Hi there! I built this platform to bridge the gap between raw customer data and actionable business insights. In the real world, data doesn't just sit there; it tells a story. My goal was to build a system that listens to that story and predicts the next chapter.
This isn't just a collection of scripts; it's a production-grade architecture demonstrating how ML models can be deployed as microservices, complete with real-time APIs, interactive dashboards, and automated pipelines.
I implemented three distinct machine learning approaches to tackle different aspects of customer behavior:
-
Customer Lifetime Value (CLV) Forecasting
- Technique: Gradient Boosting (XGBoost)
- Why? CLV data is often non-linear and zero-inflated. XGBoost handles these irregularities beautifully while offering high predictive power.
- Outcome: Predicts exactly how much value a customer brings over their lifespan.
-
Churn Risk Detection
- Technique: Random Forest Classifier
- Why? I needed a robust model that resists overfitting and provides interpretable feature importance (so we know why someone is leaving).
- Outcome: Flags at-risk customers before they leave, enabling proactive retention.
-
Behavioral Segmentation
- Technique: K-Means Clustering
- Why? Unsupervised learning allows us to discover natural groupings in the data without bias.
- Outcome: Identifies 5 distinct personas (e.g., "Loyal Regulars", "High-Value Engaged") for targeted marketing.
I designed this as a modular system to mimic a real-world microservices environment:
graph TD
Data[Raw Data] --> ETL[ETL & Feature Eng.]
ETL --> Models[Model Training Pipeline]
Models --> Registry[Model Registry]
Registry --> API[FastAPI Service]
API --> Dashboard[Plotly Dash UI]
API --> External[External Apps]
- Data Layer: Synthetic data generator that mimics real-world distributions (Pareto principles in spending, etc.).
- ML Layer: Scikit-learn & XGBoost pipelines with automated feature engineering.
- Serving Layer: FastAPI for high-performance, asynchronous inference.
- Presentation Layer: Plotly Dash for interactive, business-intelligence grade visualizations.
# Clone the repo
git clone https://github.com/probablynotnmp/predictive-analytics-platform.git
cd predictive-analytics-platform
# Install dependencies
pip install -r requirements.txtRun the training pipeline to generate data and train the models from scratch:
python src/models/model_trainer.pyYou'll see the training logs as it engineers features and optimizes the models.
Fire up the API and Dashboard:
# Terminal 1: API
uvicorn src.api.main:app --reload --port 8000
# Terminal 2: Dashboard
python src/visualization/dashboard.pyVisit the Dashboard at http://localhost:8050, and Done!

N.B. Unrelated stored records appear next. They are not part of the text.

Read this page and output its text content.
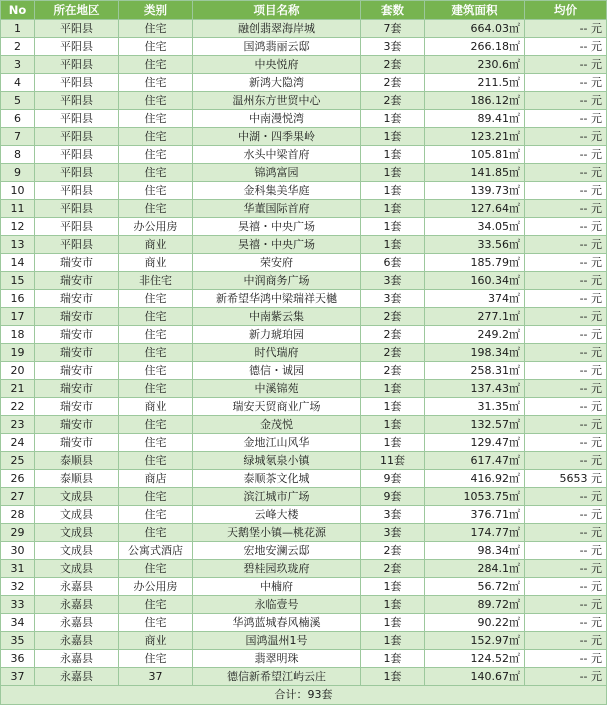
No	所在地区	类别	项目名称	套数	建筑面积	均价
1	平阳县	住宅	融创翡翠海岸城	7套	664.03㎡	-- 元
2	平阳县	住宅	国鸿翡丽云邸	3套	266.18㎡	-- 元
3	平阳县	住宅	中央悦府	2套	230.6㎡	-- 元
4	平阳县	住宅	新鸿大隐湾	2套	211.5㎡	-- 元
5	平阳县	住宅	温州东方世贸中心	2套	186.12㎡	-- 元
6	平阳县	住宅	中南漫悦湾	1套	89.41㎡	-- 元
7	平阳县	住宅	中湖・四季果岭	1套	123.21㎡	-- 元
8	平阳县	住宅	水头中梁首府	1套	105.81㎡	-- 元
9	平阳县	住宅	锦鸿富园	1套	141.85㎡	-- 元
10	平阳县	住宅	金科集美华庭	1套	139.73㎡	-- 元
11	平阳县	住宅	华董国际首府	1套	127.64㎡	-- 元
12	平阳县	办公用房	昊禧・中央广场	1套	34.05㎡	-- 元
13	平阳县	商业	昊禧・中央广场	1套	33.56㎡	-- 元
14	瑞安市	商业	荣安府	6套	185.79㎡	-- 元
15	瑞安市	非住宅	中润商务广场	3套	160.34㎡	-- 元
16	瑞安市	住宅	新希望华鸿中梁瑞祥天樾	3套	374㎡	-- 元
17	瑞安市	住宅	中南紫云集	2套	277.1㎡	-- 元
18	瑞安市	住宅	新力琥珀园	2套	249.2㎡	-- 元
19	瑞安市	住宅	时代瑞府	2套	198.34㎡	-- 元
20	瑞安市	住宅	德信・诚园	2套	258.31㎡	-- 元
21	瑞安市	住宅	中溪锦苑	1套	137.43㎡	-- 元
22	瑞安市	商业	瑞安天贸商业广场	1套	31.35㎡	-- 元
23	瑞安市	住宅	金茂悦	1套	132.57㎡	-- 元
24	瑞安市	住宅	金地江山风华	1套	129.47㎡	-- 元
25	泰顺县	住宅	绿城氡泉小镇	11套	617.47㎡	-- 元
26	泰顺县	商店	泰顺茶文化城	9套	416.92㎡	5653 元
27	文成县	住宅	滨江城市广场	9套	1053.75㎡	-- 元
28	文成县	住宅	云峰大楼	3套	376.71㎡	-- 元
29	文成县	住宅	天鹅堡小镇—桃花源	3套	174.77㎡	-- 元
30	文成县	公寓式酒店	宏地安澜云邸	2套	98.34㎡	-- 元
31	文成县	住宅	碧桂园玖珑府	2套	284.1㎡	-- 元
32	永嘉县	办公用房	中楠府	1套	56.72㎡	-- 元
33	永嘉县	住宅	永临壹号	1套	89.72㎡	-- 元
34	永嘉县	住宅	华鸿蓝城春风楠溪	1套	90.22㎡	-- 元
35	永嘉县	商业	国鸿温州1号	1套	152.97㎡	-- 元
36	永嘉县	住宅	翡翠明珠	1套	124.52㎡	-- 元
37	永嘉县	37	德信新希望江屿云庄	1套	140.67㎡	-- 元
合计：93套						
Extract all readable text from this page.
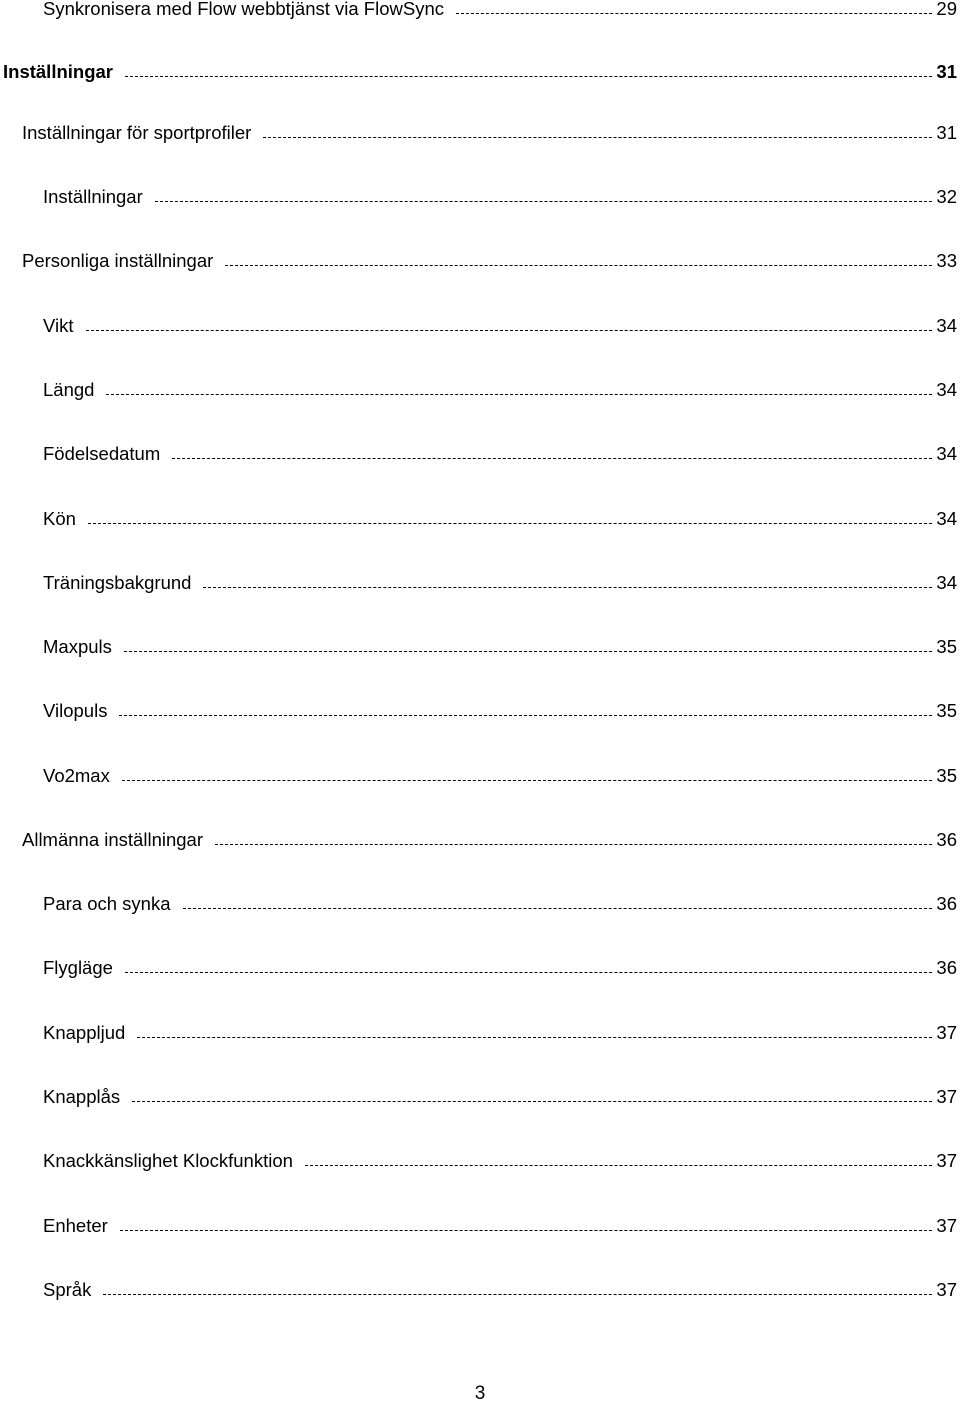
Synkronisera med Flow webbtjänst via FlowSync	29
Inställningar	31
Inställningar för sportprofiler	31
Inställningar	32
Personliga inställningar	33
Vikt	34
Längd	34
Födelsedatum	34
Kön	34
Träningsbakgrund	34
Maxpuls	35
Vilopuls	35
Vo2max	35
Allmänna inställningar	36
Para och synka	36
Flygläge	36
Knappljud	37
Knapplås	37
Knackkänslighet Klockfunktion	37
Enheter	37
Språk	37
3
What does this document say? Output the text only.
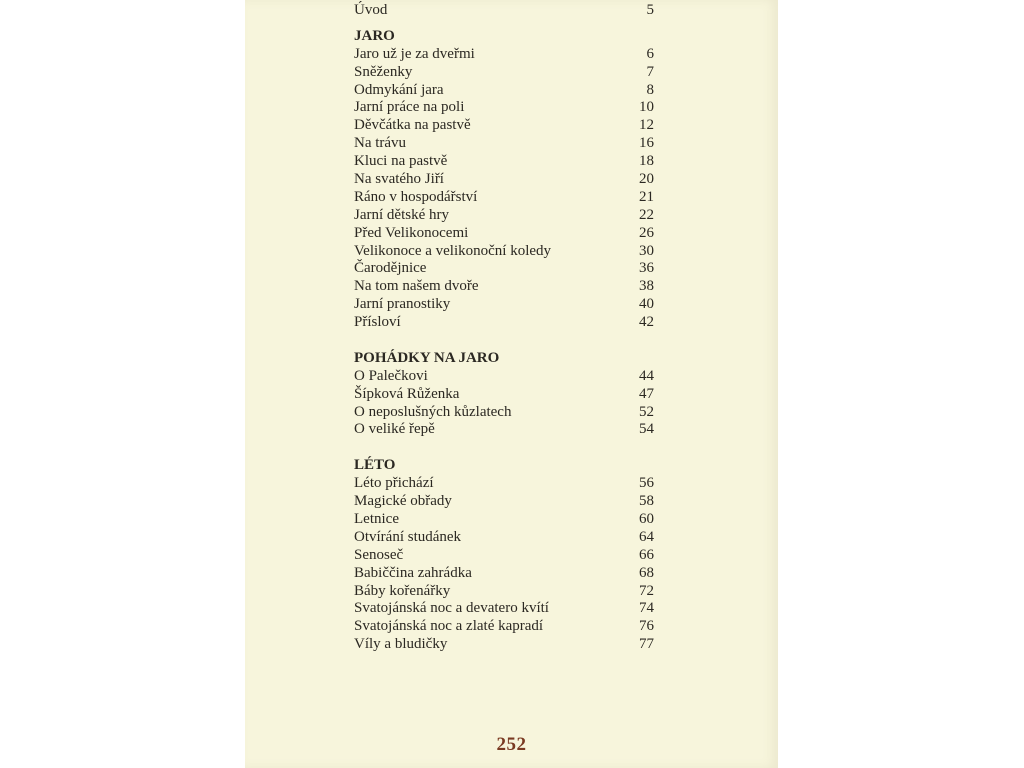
Úvod	5
JARO
Jaro už je za dveřmi	6
Sněženky	7
Odmykání jara	8
Jarní práce na poli	10
Děvčátka na pastvě	12
Na trávu	16
Kluci na pastvě	18
Na svatého Jiří	20
Ráno v hospodářství	21
Jarní dětské hry	22
Před Velikonocemi	26
Velikonoce a velikonoční koledy	30
Čarodějnice	36
Na tom našem dvoře	38
Jarní pranostiky	40
Přísloví	42
POHÁDKY NA JARO
O Palečkovi	44
Šípková Růženka	47
O neposlušných kůzlatech	52
O veliké řepě	54
LÉTO
Léto přichází	56
Magické obřady	58
Letnice	60
Otvírání studánek	64
Senoseč	66
Babiččina zahrádka	68
Báby kořenářky	72
Svatojánská noc a devatero kvítí	74
Svatojánská noc a zlaté kapradí	76
Víly a bludičky	77
252
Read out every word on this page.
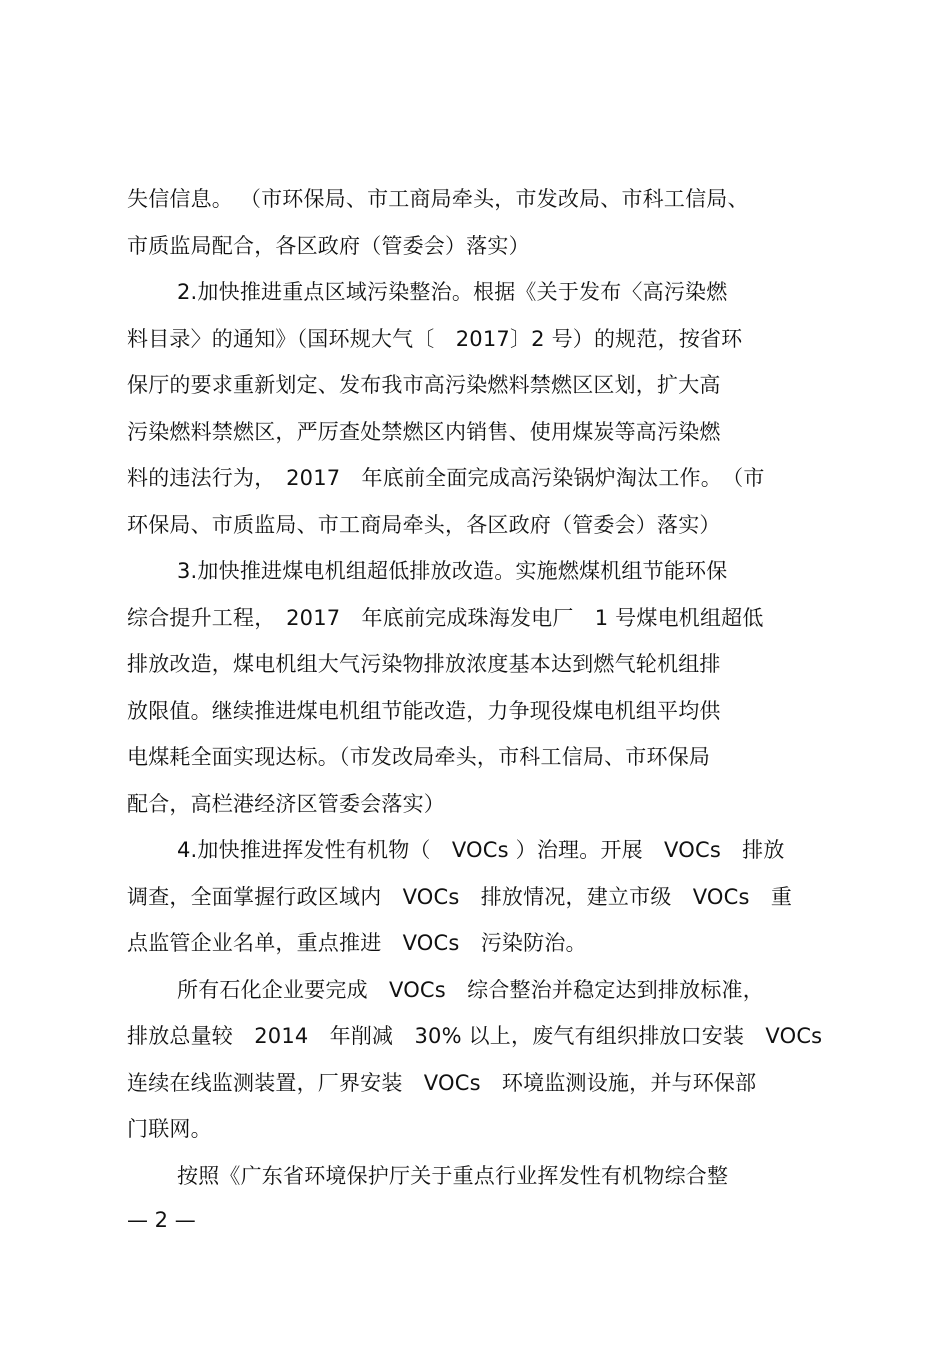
失信信息。 （市环保局、市工商局牵头，市发改局、市科工信局、
市质监局配合，各区政府（管委会）落实）
2.加快推进重点区域污染整治。根据《关于发布〈高污染燃
料目录〉的通知》（国环规大气〔　2017〕2 号）的规范，按省环
保厅的要求重新划定、发布我市高污染燃料禁燃区区划，扩大高
污染燃料禁燃区，严厉查处禁燃区内销售、使用煤炭等高污染燃
料的违法行为，　2017　年底前全面完成高污染锅炉淘汰工作。　（市
环保局、市质监局、市工商局牵头，各区政府（管委会）落实）
3.加快推进煤电机组超低排放改造。实施燃煤机组节能环保
综合提升工程，　2017　年底前完成珠海发电厂　1 号煤电机组超低
排放改造，煤电机组大气污染物排放浓度基本达到燃气轮机组排
放限值。继续推进煤电机组节能改造，力争现役煤电机组平均供
电煤耗全面实现达标。（市发改局牵头，市科工信局、市环保局
配合，高栏港经济区管委会落实）
4.加快推进挥发性有机物（　VOCs ）治理。开展　VOCs　排放
调查，全面掌握行政区域内　VOCs　排放情况，建立市级　VOCs　重
点监管企业名单，重点推进　VOCs　污染防治。
所有石化企业要完成　VOCs　综合整治并稳定达到排放标准，
排放总量较　2014　年削减　30% 以上，废气有组织排放口安装　VOCs
连续在线监测装置，厂界安装　VOCs　环境监测设施，并与环保部
门联网。
按照《广东省环境保护厅关于重点行业挥发性有机物综合整
— 2 —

I believe good code documents itself. The API comes with full UI documentation.
Once running, visit: http://localhost:8000/docs
Sample Prediction Request:
POST /predict/comprehensive
{
"age": 28,
"account_type": "Premium",
"tenure_days": 450,
"recency": 5,
"frequency": 4.2,
"monetary": 1200.0,
"email_open_rate": 85.5,
...
}Sample Output:
{
"clv": {
"customer_lifetime_value": 2450.50,
"clv_segment": "Medium Value",
"confidence": "high"
},
"churn": {
"churn_probability": 0.1250,
"churn_prediction": 0,
"risk_category": "Low Risk",
"top_risk_factors": [
"recency",
"frequency",
"monetary"
]
},
"segment": {
"segment_id": 1,
"segment_name": "Loyal Regulars",
"distance_to_center": 1.2345,
"recommended_actions": [
"Send loyalty reward",
"Offer annual plan discount"
]
}
}- Python 3.10: For modern type hinting and performance.
- FastAPI: Chosen over Flask for its native async support and automatic Pydantic validation.
- Plotly Dash: Preferred over Tableau for this project to keep the entire stack Python-native and version-controllable.
- Docker: Containerized for "works on my machine" guarantees.
If I were to take this to production, I would:
- Replace the CSV storage with PostgreSQL or Snowflake.
- Implement MLflow for experiment tracking.
- Add Redis caching for the prediction endpoints to reduce latency.